— Вольфганг, — сказала молодая женщина за его столиком и умоляюще посмотрела на своего спутника. — Мы впервые оставили его одного. Я так беспокоюсь. Не лучше ли нам вернуться домой?
— Послушай, Ина! — молодой человек погладил ее руку. — Мы же только что пришли. Мать присмотрит за ним. Мы ведь столько месяцев нигде не были.
«Вольфганг, — подумал Франц Курц, залпом осушивший свою рюмку и заказавший новую порцию коньяка. (Ага, значит, все-таки пьяница!) — Вольфганг, так звали моего младшего брата, мы с ним несколько лет спали в одной кровати. Сон у него был очень беспокойный. Теперь он в Западной зоне, и писем от него уже давно нет. Но Ина! Ина, конечно, совсем другое дело. С Ины, собственно, все и началось.
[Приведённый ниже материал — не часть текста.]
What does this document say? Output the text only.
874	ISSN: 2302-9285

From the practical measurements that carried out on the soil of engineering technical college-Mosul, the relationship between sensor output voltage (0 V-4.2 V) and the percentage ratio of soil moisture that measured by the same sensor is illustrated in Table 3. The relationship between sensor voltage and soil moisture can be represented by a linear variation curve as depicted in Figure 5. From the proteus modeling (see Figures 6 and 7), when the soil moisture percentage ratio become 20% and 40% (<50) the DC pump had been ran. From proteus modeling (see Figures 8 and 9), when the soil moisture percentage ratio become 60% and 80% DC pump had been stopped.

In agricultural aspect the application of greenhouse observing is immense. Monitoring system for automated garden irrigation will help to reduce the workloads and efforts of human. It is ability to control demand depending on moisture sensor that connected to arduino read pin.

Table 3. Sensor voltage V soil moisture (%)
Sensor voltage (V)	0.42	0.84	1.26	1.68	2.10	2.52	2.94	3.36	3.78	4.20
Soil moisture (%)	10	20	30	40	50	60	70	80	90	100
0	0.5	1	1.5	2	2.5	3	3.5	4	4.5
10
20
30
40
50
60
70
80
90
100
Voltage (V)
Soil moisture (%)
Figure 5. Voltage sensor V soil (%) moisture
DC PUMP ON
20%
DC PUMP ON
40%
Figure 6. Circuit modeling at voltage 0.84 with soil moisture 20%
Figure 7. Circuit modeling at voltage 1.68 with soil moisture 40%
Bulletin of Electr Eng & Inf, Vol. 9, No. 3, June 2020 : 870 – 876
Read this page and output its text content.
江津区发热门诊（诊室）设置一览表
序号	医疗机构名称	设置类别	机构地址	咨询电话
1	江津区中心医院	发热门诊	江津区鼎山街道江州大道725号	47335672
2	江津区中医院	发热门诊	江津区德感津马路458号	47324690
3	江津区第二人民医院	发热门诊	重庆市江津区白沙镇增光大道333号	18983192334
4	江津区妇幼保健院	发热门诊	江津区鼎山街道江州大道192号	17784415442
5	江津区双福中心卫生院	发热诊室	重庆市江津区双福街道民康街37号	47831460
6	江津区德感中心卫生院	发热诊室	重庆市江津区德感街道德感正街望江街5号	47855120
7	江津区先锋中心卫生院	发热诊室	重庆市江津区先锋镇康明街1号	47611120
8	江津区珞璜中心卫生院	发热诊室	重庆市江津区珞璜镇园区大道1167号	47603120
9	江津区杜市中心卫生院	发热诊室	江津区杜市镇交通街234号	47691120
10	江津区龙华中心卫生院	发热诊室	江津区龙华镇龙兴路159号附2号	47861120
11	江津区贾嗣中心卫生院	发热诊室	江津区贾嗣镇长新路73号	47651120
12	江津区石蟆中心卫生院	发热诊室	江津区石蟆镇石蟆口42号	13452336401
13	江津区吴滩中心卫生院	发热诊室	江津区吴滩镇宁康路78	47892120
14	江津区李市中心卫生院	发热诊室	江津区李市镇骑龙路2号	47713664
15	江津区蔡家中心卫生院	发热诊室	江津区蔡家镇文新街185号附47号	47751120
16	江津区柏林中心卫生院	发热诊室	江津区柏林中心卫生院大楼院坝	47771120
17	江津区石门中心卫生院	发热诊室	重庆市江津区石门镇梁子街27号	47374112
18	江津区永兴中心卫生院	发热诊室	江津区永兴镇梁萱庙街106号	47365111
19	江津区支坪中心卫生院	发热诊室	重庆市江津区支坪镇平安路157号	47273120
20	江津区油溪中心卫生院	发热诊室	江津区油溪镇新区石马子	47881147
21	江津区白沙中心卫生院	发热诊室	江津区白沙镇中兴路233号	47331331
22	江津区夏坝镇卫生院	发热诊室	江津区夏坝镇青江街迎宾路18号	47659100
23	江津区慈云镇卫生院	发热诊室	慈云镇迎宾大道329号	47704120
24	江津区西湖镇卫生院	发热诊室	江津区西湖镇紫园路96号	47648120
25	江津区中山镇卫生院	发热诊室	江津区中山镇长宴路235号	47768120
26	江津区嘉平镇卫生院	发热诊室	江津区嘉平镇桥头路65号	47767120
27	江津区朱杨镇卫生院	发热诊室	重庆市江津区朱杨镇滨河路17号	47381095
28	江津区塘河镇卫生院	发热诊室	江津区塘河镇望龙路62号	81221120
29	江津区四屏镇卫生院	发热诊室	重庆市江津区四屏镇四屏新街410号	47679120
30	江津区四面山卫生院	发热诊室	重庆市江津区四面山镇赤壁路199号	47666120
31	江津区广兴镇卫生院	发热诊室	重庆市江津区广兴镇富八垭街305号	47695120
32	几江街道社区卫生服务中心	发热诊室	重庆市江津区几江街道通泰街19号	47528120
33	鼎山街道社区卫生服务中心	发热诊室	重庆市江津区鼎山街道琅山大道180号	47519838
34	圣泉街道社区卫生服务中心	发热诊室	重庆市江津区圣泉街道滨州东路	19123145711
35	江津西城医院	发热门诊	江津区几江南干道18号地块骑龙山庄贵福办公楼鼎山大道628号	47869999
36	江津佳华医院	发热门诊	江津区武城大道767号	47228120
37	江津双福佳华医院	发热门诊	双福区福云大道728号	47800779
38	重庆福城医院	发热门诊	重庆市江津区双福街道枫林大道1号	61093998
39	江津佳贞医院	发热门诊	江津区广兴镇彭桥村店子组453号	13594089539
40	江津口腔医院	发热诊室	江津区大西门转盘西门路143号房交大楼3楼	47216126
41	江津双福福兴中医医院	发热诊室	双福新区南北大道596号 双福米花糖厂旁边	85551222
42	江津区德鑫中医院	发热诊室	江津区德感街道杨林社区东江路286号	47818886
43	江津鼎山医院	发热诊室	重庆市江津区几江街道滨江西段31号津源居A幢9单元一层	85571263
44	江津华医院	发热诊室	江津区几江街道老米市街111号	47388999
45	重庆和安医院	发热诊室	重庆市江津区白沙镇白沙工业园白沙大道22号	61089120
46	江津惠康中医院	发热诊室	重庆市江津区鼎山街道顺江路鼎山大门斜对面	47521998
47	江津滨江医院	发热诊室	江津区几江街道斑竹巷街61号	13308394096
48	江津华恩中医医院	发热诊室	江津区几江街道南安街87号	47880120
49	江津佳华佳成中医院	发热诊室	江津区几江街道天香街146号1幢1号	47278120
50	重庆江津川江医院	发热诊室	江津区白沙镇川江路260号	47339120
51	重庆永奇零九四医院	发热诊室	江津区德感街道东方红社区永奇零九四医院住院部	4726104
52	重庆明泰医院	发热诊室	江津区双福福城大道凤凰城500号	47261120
Мне было двадцать два года, и я учился на слесаря, когда влюбился в Ину. У нее были огненно-рыжие волосы, потрескивавшие, если их погладить, она танцевала легко, как перышко, и была так очаровательна, что мне все завидовали. Но она знала себе цену и требовала слишком многого. Пойти с ней куда-нибудь было накладно, подарки нужны были дорогие, на нее уходила вся моя зарплата, включая деньги на питание, которые я должен был бы отдавать родителям, так как был старшим из семи братьев и сестер. Дома скандал следовал за скандалом, мать грозилась, что будет встречать меня у завода и отбирать получку. К счастью или, скорее, к несчастью, до этого дело не дошло. Ина написала мне прощальное письмо с множеством орфографических ошибок. Ей надоела моя постная личность с заурядной внешностью и мелочным характером. Позднее я узнал, что она влюбилась в клоуна из гастролировавшего у нас странствующего цирка и уехала с ним в другой город.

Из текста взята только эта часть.